The worst thing about this is, that I can't catch this error. I have tried everything from bare except clauses to np.seterr(all='raise')
, nothing works.
Code
from matplotlib import pyplot as plt
import numpy as np
import scipy.signal as spsig
import pandas as pd
from tqdm import tqdm
from concurrent.futures import ThreadPoolExecutor
freqs = np.linspace(0.1, 157_800_000, 10000)

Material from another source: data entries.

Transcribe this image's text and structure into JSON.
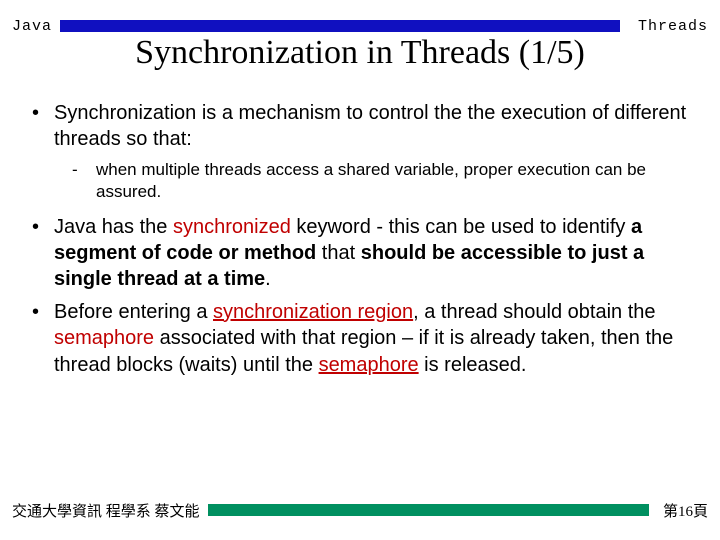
{
  "header": {
    "left": "Java",
    "right": "Threads"
  },
  "title": "Synchronization in Threads (1/5)",
  "bullets": [
    {
      "text": "Synchronization is a mechanism to control the the execution of different threads so that:",
      "sub": [
        "when multiple threads access a shared variable, proper execution can be assured."
      ]
    },
    {
      "seg": [
        "Java has the ",
        "synchronized",
        " keyword - this can be used to identify ",
        "a segment of code or method",
        " that ",
        "should be accessible to just a single thread at a time",
        "."
      ]
    },
    {
      "seg": [
        "Before entering a ",
        "synchronization region",
        ", a thread should obtain the ",
        "semaphore",
        " associated with that region – if it is already taken, then the thread blocks (waits) until the ",
        "semaphore",
        " is released."
      ]
    }
  ],
  "footer": {
    "left": "交通大學資訊 程學系 蔡文能",
    "right": "第16頁"
  },
  "colors": {
    "header_bar": "#1010c0",
    "footer_bar": "#009060",
    "emphasis": "#c00000"
  }
}
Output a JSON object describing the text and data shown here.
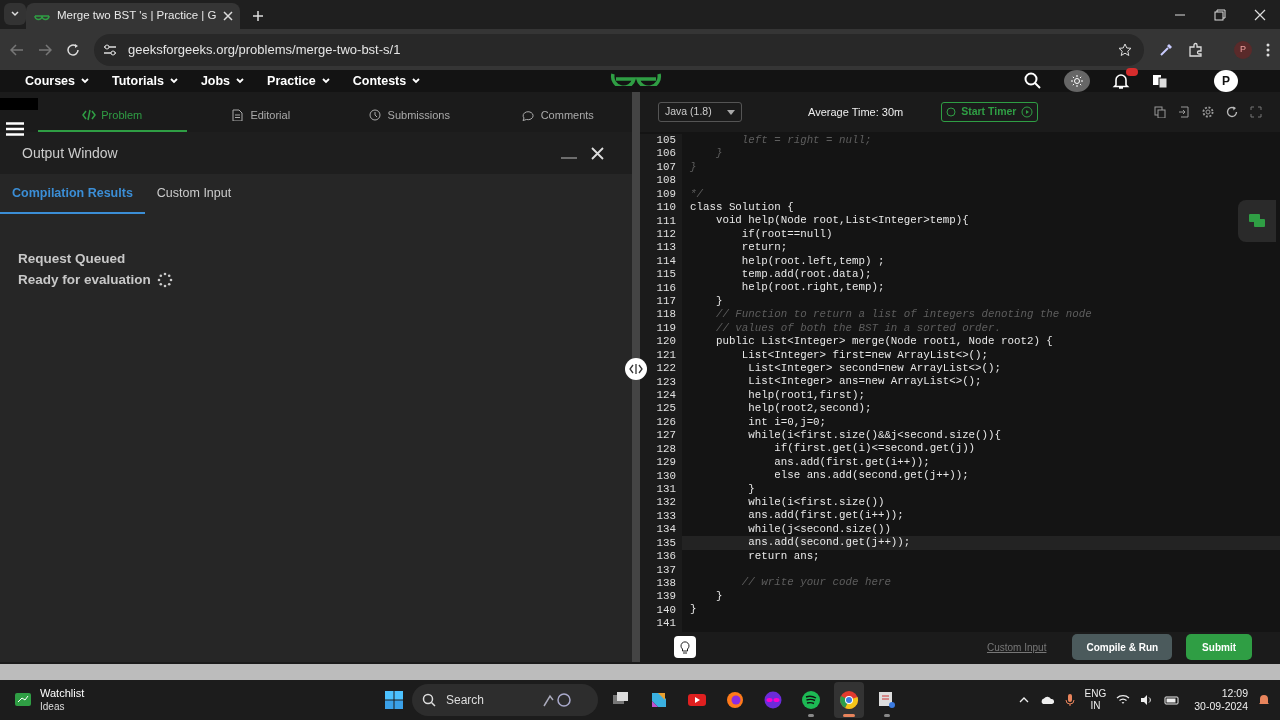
{
  "browser": {
    "tab_title": "Merge two BST 's | Practice | G",
    "url": "geeksforgeeks.org/problems/merge-two-bst-s/1",
    "profile": "P"
  },
  "site_nav": {
    "menus": [
      {
        "label": "Courses"
      },
      {
        "label": "Tutorials"
      },
      {
        "label": "Jobs"
      },
      {
        "label": "Practice"
      },
      {
        "label": "Contests"
      }
    ],
    "avatar": "P"
  },
  "problem_tabs": [
    {
      "label": "Problem",
      "selected": true
    },
    {
      "label": "Editorial",
      "selected": false
    },
    {
      "label": "Submissions",
      "selected": false
    },
    {
      "label": "Comments",
      "selected": false
    }
  ],
  "output_window": {
    "title": "Output Window",
    "tabs": [
      {
        "label": "Compilation Results",
        "selected": true
      },
      {
        "label": "Custom Input",
        "selected": false
      }
    ],
    "messages": [
      {
        "text": "Request Queued",
        "loading": false
      },
      {
        "text": "Ready for evaluation",
        "loading": true
      }
    ]
  },
  "editor": {
    "language": "Java (1.8)",
    "average_time": "Average Time: 30m",
    "timer_button": "Start Timer",
    "lines": [
      {
        "num": "105",
        "kind": "comment",
        "current": false,
        "text": "        left = right = null;"
      },
      {
        "num": "106",
        "kind": "comment",
        "current": false,
        "text": "    }"
      },
      {
        "num": "107",
        "kind": "comment",
        "current": false,
        "text": "}"
      },
      {
        "num": "108",
        "current": false
      },
      {
        "num": "109",
        "kind": "comment",
        "current": false,
        "text": "*/"
      },
      {
        "num": "110",
        "kind": "code",
        "current": false,
        "text": "class Solution {"
      },
      {
        "num": "111",
        "kind": "code",
        "current": false,
        "text": "    void help(Node root,List<Integer>temp){"
      },
      {
        "num": "112",
        "kind": "code",
        "current": false,
        "text": "        if(root==null)"
      },
      {
        "num": "113",
        "kind": "code",
        "current": false,
        "text": "        return;"
      },
      {
        "num": "114",
        "kind": "code",
        "current": false,
        "text": "        help(root.left,temp) ;"
      },
      {
        "num": "115",
        "kind": "code",
        "current": false,
        "text": "        temp.add(root.data);"
      },
      {
        "num": "116",
        "kind": "code",
        "current": false,
        "text": "        help(root.right,temp);"
      },
      {
        "num": "117",
        "kind": "code",
        "current": false,
        "text": "    }"
      },
      {
        "num": "118",
        "kind": "comment",
        "current": false,
        "text": "    // Function to return a list of integers denoting the node"
      },
      {
        "num": "119",
        "kind": "comment",
        "current": false,
        "text": "    // values of both the BST in a sorted order."
      },
      {
        "num": "120",
        "kind": "code",
        "current": false,
        "text": "    public List<Integer> merge(Node root1, Node root2) {"
      },
      {
        "num": "121",
        "kind": "code",
        "current": false,
        "text": "        List<Integer> first=new ArrayList<>();"
      },
      {
        "num": "122",
        "kind": "code",
        "current": false,
        "text": "         List<Integer> second=new ArrayList<>();"
      },
      {
        "num": "123",
        "kind": "code",
        "current": false,
        "text": "         List<Integer> ans=new ArrayList<>();"
      },
      {
        "num": "124",
        "kind": "code",
        "current": false,
        "text": "         help(root1,first);"
      },
      {
        "num": "125",
        "kind": "code",
        "current": false,
        "text": "         help(root2,second);"
      },
      {
        "num": "126",
        "kind": "code",
        "current": false,
        "text": "         int i=0,j=0;"
      },
      {
        "num": "127",
        "kind": "code",
        "current": false,
        "text": "         while(i<first.size()&&j<second.size()){"
      },
      {
        "num": "128",
        "kind": "code",
        "current": false,
        "text": "             if(first.get(i)<=second.get(j))"
      },
      {
        "num": "129",
        "kind": "code",
        "current": false,
        "text": "             ans.add(first.get(i++));"
      },
      {
        "num": "130",
        "kind": "code",
        "current": false,
        "text": "             else ans.add(second.get(j++));"
      },
      {
        "num": "131",
        "kind": "code",
        "current": false,
        "text": "         }"
      },
      {
        "num": "132",
        "kind": "code",
        "current": false,
        "text": "         while(i<first.size())"
      },
      {
        "num": "133",
        "kind": "code",
        "current": false,
        "text": "         ans.add(first.get(i++));"
      },
      {
        "num": "134",
        "kind": "code",
        "current": false,
        "text": "         while(j<second.size())"
      },
      {
        "num": "135",
        "kind": "code",
        "current": true,
        "text": "         ans.add(second.get(j++));"
      },
      {
        "num": "136",
        "kind": "code",
        "current": false,
        "text": "         return ans;"
      },
      {
        "num": "137",
        "current": false
      },
      {
        "num": "138",
        "kind": "comment",
        "current": false,
        "text": "        // write your code here"
      },
      {
        "num": "139",
        "kind": "code",
        "current": false,
        "text": "    }"
      },
      {
        "num": "140",
        "kind": "code",
        "current": false,
        "text": "}"
      },
      {
        "num": "141",
        "current": false
      }
    ]
  },
  "footer": {
    "custom_input": "Custom Input",
    "compile_button": "Compile & Run",
    "submit_button": "Submit"
  },
  "taskbar": {
    "widget_title": "Watchlist",
    "widget_subtitle": "Ideas",
    "search_placeholder": "Search",
    "apps": [
      {
        "kind": "task-view",
        "active": false,
        "running": false
      },
      {
        "kind": "assistant",
        "active": false,
        "running": false
      },
      {
        "kind": "video",
        "active": false,
        "running": false
      },
      {
        "kind": "fox-browser",
        "active": false,
        "running": false
      },
      {
        "kind": "mask",
        "active": false,
        "running": false
      },
      {
        "kind": "music",
        "active": false,
        "running": true
      },
      {
        "kind": "browser",
        "active": true,
        "running": true
      },
      {
        "kind": "snip",
        "active": false,
        "running": true
      }
    ],
    "language": "ENG",
    "region": "IN",
    "time": "12:09",
    "date": "30-09-2024"
  }
}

def lombsc(s: str) -> np.ndarray:
np.seterr(all='raise')
try:
df = pd.read_csv(f'./ohlc/{s}.csv', index_col='date')
⋮
return (spsig.lombscargle(df.index, df['fopen_pct_day'], freqs),
spsig.lombscargle(df.index, df['fvol_pct_day'], freqs))
except Exception:
return None, None
if __name__ == "__main__":
with open("symbols.txt", "r") as f:
symbols = f.read().split("\n")
f_op = np.zeros(len(freqs))
f_vol = np.zeros(len(freqs))
with ThreadPoolExecutor(max_workers=16) as executor:
for op, vol in tqdm(executor.map(lombsc, symbols), total=len(symbols)):
if op is None or vol is None:
continue
f_op += op
f_vol += vol
fig, axs = plt.subplots(2, sharex=True)
ind_op = np.argpartition(f_op, -8)[-8:]
⋮
What I would guess what happened is this:
Since the errror message shows pythran
, which appears to be some kind of ahead-of-time scientific python compiler I would guess that it is included in scipy, where this error message also seems to originate from. Since the user runneradmin
smells a lot like the windows environment on GitHub Actions and scipy
uses a GitHub Workflow to build and publish their wheels on multiple environments (windows, notably), it seems to me like an error message appeared during the package build and has been hardcoded into the hpp file ever since.
Does anyone know whether I am on the right track with this and should file an issue over at their repository, or is there some fix I am just not aware of?